Back in August, Franziska Schreiber made quite a splash with her memoir of the four years she spent inside Germany’s not-so-new-anymore Radical Right party. Schreiber was in her mid-twenties when she joined only weeks after the party was founded. She helped building up the AfD’s youth organisation – controversial even within the party – in the key state of Saxony and became a confidant of Frauke Petry, the former party leader. Appalled by the AfD’s radicalisation (to which she has contributed, albeit on a small scale), Schreiber left the party just before the 2017 federal election. Reviews of her inside story were mixed, but hey, does this sound like the perfect complement to a long day on the beach? Turns out the book is light and short reading, so here are my five random observations to cap off the day.
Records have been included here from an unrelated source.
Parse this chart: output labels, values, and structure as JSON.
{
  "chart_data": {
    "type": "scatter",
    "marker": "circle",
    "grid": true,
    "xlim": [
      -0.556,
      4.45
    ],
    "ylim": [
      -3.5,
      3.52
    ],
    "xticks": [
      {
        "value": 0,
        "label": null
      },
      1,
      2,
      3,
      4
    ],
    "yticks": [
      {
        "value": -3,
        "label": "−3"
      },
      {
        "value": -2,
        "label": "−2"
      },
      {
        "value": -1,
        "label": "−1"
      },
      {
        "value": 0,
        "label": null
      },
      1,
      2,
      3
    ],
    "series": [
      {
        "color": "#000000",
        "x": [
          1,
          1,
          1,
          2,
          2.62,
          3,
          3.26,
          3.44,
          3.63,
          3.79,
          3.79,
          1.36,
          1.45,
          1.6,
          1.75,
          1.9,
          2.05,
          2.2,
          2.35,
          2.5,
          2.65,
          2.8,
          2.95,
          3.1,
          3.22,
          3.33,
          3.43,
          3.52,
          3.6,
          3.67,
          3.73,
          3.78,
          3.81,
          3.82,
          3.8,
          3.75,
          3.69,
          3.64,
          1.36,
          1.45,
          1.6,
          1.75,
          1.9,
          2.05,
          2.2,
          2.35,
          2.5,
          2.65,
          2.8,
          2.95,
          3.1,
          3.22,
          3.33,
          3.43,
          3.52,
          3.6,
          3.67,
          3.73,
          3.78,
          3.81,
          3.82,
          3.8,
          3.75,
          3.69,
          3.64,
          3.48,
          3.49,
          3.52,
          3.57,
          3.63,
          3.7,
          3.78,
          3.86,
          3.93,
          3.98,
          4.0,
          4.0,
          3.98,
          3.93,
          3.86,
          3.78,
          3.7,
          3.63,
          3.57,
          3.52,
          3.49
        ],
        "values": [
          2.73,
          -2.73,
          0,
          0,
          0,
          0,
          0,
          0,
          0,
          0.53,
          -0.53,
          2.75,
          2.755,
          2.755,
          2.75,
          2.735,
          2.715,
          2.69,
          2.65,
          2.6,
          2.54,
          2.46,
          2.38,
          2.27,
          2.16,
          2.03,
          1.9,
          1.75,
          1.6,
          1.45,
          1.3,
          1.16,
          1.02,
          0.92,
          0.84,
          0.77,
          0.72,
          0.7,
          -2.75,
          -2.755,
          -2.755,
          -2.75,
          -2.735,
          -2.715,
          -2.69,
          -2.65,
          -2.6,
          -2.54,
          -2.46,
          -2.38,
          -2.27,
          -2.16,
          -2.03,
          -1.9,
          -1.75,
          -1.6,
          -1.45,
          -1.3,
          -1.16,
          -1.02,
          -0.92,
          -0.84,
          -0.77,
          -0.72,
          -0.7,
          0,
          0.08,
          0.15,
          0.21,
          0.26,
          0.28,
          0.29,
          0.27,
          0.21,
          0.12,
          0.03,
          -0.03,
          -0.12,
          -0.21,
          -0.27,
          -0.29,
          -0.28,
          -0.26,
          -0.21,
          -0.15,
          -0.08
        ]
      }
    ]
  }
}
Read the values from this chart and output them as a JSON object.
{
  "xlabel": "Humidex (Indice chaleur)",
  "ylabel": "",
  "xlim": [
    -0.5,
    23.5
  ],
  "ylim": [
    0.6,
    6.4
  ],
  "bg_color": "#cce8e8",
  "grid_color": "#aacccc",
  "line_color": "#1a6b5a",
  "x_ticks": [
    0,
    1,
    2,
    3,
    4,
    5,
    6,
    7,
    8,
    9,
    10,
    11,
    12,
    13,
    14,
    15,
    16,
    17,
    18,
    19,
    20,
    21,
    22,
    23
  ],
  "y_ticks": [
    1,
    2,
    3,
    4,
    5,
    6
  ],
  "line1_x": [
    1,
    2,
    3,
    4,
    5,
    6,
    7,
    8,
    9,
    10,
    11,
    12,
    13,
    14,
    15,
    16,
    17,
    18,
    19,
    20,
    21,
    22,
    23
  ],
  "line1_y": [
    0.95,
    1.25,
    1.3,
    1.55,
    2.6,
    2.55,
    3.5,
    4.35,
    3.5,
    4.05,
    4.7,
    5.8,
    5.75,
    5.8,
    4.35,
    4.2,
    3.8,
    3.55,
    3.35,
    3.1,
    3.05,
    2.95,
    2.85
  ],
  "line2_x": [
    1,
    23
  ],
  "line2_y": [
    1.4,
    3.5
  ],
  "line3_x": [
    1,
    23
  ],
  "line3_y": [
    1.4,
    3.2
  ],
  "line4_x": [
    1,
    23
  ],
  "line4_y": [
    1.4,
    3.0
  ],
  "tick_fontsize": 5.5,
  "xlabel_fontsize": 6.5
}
- Cheap opening shot: confidants were allowed to call Petry “little star” (a common term of affection in German). Yes, you read that right. A few pages later, we learn that Schreiber had a bit of a crush on Petry. No big surprise here.
- Schreiber estimates that in 2017, Neo-Nazis made up 15 per cent of the membership, whereas” liberals” comprised 50 per cent. The first number looks a bit off to me while the second number seems way too high. But she’s the insider, right?
- Schreiber mostly writes about individuals, and from the point of view of one of many warring factions. That makes for juicy bits and potentially dodgy analyses. But she’s adamant that the rank-and-file’s continous shift to the right has forced various people within the leadership to become ever more radical, lest they lose their credibility with the party faithful.
- She also claims that many in the AfD now aim for a revolutionary transformation, something that seems more plausible now than it did before the Chemnitz events.
- Schreiber (who apparently has some background in Political/Social Science) describes her own trajectory like an induction into a cult – the alienation from family and former friends, the confirmation biases, the gradual shifting of what is considered normal – it’s all there. This perspective may provide her current self with a very convenient excuse for things she did in the past and now regrets, but it’s nonetheless credible. She also highlights the importance of internal & external communication via social media, and the force of negative emotions, and something that squares with the motives of the AfD’s voters.
- And yes, there is the famous claim that the now former boss of Germany’s secret service advised Petry as to how to avoid the attention of his people.
So, all in all, this book provides some interesting background on persons and events, but nothing that is exactly new.